Who is Paul talking about in chapter 2 when he mentions those “without the Spirit?” Does he mean that if you don’t have the Spirit of God, you cannot understand the will of God?
Calvinism teaches the necessity of having the Spirit to even begin the journey to a relationship with God. 1 Corinthians 2:14 is one of the proof-texts for this.
But Paul isn’t talking about this at all.
Paul is addressing people who already have the Spirit of God, but whose lives are anything but spiritual. Theirs are lives led more by the worldly values than spiritual. They are “Christian,” but immature.
Paul would like to speak to these Christians, but though they have the Spirit, they are not led by him, and so they have difficulty understanding Paul’s message.
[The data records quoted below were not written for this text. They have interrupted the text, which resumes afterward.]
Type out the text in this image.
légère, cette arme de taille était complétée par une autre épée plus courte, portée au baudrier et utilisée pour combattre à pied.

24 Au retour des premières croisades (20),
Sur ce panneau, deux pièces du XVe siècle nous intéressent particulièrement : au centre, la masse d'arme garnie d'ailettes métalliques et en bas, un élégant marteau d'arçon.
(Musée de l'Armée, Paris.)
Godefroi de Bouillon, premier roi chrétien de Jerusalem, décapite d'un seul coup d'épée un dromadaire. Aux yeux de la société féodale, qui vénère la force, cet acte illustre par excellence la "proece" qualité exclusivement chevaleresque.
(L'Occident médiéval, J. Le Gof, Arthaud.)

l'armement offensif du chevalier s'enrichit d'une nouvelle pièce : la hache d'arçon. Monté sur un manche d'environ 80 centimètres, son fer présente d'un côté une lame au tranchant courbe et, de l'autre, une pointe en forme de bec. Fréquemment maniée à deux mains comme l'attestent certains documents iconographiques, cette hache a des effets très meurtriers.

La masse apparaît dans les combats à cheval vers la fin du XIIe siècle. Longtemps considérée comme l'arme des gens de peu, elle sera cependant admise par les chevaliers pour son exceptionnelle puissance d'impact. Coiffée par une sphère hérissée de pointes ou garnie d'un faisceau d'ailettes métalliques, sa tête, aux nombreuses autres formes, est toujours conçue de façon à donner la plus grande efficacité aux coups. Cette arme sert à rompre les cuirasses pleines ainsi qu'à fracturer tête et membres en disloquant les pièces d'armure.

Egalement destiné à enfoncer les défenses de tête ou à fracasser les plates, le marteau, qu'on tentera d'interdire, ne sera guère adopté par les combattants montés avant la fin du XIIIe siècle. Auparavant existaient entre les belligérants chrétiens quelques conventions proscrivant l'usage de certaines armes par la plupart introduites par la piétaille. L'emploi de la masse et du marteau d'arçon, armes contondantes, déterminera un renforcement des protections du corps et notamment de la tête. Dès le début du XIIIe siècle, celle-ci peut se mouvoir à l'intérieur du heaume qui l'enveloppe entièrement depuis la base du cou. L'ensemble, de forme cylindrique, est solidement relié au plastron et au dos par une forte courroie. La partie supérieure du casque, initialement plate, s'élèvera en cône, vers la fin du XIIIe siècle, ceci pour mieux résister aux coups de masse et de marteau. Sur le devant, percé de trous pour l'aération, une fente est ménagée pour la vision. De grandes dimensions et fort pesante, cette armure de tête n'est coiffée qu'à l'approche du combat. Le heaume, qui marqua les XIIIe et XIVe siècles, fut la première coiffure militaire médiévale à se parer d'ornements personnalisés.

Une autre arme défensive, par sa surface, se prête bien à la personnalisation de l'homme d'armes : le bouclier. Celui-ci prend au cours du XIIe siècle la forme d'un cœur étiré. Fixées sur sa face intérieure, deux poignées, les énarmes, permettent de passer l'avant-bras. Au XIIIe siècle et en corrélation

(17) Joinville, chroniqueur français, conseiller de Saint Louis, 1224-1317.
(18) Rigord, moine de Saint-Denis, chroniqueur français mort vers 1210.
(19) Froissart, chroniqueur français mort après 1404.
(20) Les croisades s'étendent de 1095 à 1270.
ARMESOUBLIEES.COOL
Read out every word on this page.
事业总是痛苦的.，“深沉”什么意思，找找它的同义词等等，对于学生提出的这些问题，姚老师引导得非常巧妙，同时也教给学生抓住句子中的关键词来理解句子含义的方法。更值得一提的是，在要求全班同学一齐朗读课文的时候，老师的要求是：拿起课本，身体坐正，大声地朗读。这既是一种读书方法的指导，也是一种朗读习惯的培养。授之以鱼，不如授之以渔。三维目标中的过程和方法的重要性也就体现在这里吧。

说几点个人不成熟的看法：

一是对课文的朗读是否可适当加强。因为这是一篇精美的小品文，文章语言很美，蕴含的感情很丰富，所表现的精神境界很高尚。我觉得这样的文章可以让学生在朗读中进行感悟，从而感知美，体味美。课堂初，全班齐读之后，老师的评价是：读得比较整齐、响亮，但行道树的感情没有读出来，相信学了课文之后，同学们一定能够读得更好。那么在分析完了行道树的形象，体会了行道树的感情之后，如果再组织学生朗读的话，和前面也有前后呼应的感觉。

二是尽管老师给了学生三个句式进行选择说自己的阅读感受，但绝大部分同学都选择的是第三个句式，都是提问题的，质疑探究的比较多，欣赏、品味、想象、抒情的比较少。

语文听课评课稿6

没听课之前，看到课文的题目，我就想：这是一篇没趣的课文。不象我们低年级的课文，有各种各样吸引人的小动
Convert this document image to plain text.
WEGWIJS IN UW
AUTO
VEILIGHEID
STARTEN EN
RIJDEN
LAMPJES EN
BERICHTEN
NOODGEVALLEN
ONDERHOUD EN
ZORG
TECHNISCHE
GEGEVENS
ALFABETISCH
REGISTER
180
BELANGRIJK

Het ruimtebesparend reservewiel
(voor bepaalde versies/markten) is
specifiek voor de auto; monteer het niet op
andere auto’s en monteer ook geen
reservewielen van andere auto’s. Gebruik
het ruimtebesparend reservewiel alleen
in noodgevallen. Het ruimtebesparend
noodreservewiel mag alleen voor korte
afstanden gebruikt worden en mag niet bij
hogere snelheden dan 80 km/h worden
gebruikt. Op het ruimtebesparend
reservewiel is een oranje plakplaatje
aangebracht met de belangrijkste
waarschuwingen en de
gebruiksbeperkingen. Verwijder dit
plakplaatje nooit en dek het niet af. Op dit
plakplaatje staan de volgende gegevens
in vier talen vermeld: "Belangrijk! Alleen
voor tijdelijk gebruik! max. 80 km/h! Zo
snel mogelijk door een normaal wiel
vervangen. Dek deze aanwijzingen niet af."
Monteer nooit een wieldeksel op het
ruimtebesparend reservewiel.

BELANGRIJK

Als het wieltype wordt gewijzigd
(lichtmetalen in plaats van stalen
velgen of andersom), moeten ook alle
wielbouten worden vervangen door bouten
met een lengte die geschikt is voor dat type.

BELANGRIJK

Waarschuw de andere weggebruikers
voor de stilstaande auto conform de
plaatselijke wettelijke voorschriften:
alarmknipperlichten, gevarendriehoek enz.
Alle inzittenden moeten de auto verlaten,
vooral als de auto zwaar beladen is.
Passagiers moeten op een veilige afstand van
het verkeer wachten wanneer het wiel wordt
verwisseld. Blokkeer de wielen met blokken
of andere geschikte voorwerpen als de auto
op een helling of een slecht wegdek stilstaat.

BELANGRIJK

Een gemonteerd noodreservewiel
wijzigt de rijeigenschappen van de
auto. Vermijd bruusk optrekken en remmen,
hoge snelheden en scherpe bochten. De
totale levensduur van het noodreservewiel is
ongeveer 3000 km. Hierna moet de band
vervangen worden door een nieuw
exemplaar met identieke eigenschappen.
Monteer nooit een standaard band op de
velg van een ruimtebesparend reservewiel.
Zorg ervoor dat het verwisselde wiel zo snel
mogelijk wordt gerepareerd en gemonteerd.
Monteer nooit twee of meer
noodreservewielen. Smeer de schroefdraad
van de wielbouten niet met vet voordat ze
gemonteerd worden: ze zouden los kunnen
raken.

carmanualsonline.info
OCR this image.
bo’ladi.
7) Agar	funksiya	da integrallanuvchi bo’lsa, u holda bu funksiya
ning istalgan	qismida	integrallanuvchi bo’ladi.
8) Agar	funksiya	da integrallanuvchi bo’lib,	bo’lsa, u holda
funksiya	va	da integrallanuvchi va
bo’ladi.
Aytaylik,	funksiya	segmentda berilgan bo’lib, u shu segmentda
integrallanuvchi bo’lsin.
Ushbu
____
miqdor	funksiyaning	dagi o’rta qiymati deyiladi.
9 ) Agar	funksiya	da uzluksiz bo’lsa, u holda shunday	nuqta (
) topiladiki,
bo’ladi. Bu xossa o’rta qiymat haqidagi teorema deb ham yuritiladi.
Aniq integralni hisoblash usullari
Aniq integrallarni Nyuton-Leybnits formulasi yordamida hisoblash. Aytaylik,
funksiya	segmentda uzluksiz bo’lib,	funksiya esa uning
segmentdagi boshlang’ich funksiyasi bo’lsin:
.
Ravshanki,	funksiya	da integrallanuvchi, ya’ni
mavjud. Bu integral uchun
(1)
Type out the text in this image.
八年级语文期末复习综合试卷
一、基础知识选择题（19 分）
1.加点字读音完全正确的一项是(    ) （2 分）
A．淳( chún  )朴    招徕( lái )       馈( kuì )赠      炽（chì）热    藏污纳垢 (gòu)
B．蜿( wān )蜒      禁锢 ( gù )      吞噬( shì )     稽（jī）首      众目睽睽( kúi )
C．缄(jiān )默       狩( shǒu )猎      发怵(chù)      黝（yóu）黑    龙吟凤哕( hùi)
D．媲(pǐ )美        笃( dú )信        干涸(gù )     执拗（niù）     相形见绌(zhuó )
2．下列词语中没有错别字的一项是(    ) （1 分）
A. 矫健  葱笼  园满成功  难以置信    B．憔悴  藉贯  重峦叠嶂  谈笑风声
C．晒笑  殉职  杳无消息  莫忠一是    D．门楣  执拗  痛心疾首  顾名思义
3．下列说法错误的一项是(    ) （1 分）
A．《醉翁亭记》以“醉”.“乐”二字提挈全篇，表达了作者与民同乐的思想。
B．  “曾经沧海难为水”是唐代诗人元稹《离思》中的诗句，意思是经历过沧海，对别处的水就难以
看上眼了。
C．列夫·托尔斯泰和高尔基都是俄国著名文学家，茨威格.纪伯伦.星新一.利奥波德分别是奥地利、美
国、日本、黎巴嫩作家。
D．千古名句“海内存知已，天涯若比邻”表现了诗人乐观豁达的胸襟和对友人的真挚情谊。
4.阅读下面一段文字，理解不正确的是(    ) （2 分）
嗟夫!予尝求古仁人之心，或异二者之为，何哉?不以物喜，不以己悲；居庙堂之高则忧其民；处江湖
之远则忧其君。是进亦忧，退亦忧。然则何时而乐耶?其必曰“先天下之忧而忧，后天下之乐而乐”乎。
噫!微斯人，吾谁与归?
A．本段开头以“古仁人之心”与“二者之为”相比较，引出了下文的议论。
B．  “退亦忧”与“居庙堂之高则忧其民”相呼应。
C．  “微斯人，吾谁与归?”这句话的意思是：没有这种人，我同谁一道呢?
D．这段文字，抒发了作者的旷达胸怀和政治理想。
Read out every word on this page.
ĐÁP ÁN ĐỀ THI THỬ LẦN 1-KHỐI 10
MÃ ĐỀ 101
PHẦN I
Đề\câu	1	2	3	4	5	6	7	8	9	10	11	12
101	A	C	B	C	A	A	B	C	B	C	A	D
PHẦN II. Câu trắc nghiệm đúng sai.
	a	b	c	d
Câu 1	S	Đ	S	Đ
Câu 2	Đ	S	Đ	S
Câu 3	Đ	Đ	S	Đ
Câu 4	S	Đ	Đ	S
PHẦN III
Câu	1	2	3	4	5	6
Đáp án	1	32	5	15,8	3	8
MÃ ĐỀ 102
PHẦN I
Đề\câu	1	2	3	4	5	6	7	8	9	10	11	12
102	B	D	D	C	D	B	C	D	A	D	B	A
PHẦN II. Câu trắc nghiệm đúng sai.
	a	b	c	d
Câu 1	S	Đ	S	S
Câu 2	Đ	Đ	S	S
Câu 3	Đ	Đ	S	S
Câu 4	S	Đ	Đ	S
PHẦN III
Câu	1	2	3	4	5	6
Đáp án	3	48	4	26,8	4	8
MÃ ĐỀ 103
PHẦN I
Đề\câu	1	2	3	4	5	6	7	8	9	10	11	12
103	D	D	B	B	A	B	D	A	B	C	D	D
This is Paul’s point. The Corinthians will not like that point. Spirituality is a big deal with them. They think they are spiritual, but they are not. Their behavior betrays them through their jealousy and quarreling. It is worldly behavior, lived by Christian people. Perhaps that’s why Paul doesn’t really write “The man without the Spirit” in 2:14, but “the worldly man,” using a term appearing only five times in the New Testament. James uses it to refer to his readers as unspiritual in the following passage: Who is wise and understanding among you? Let them show it by their good life, by deeds done in the humility that comes from wisdom. But if you harbor bitter envy and selfish ambition in your hearts, do not boast about it or deny the truth. Such “wisdom” does not come down from heaven but is earthly, unspiritual, demonic.” (James 3:13-15).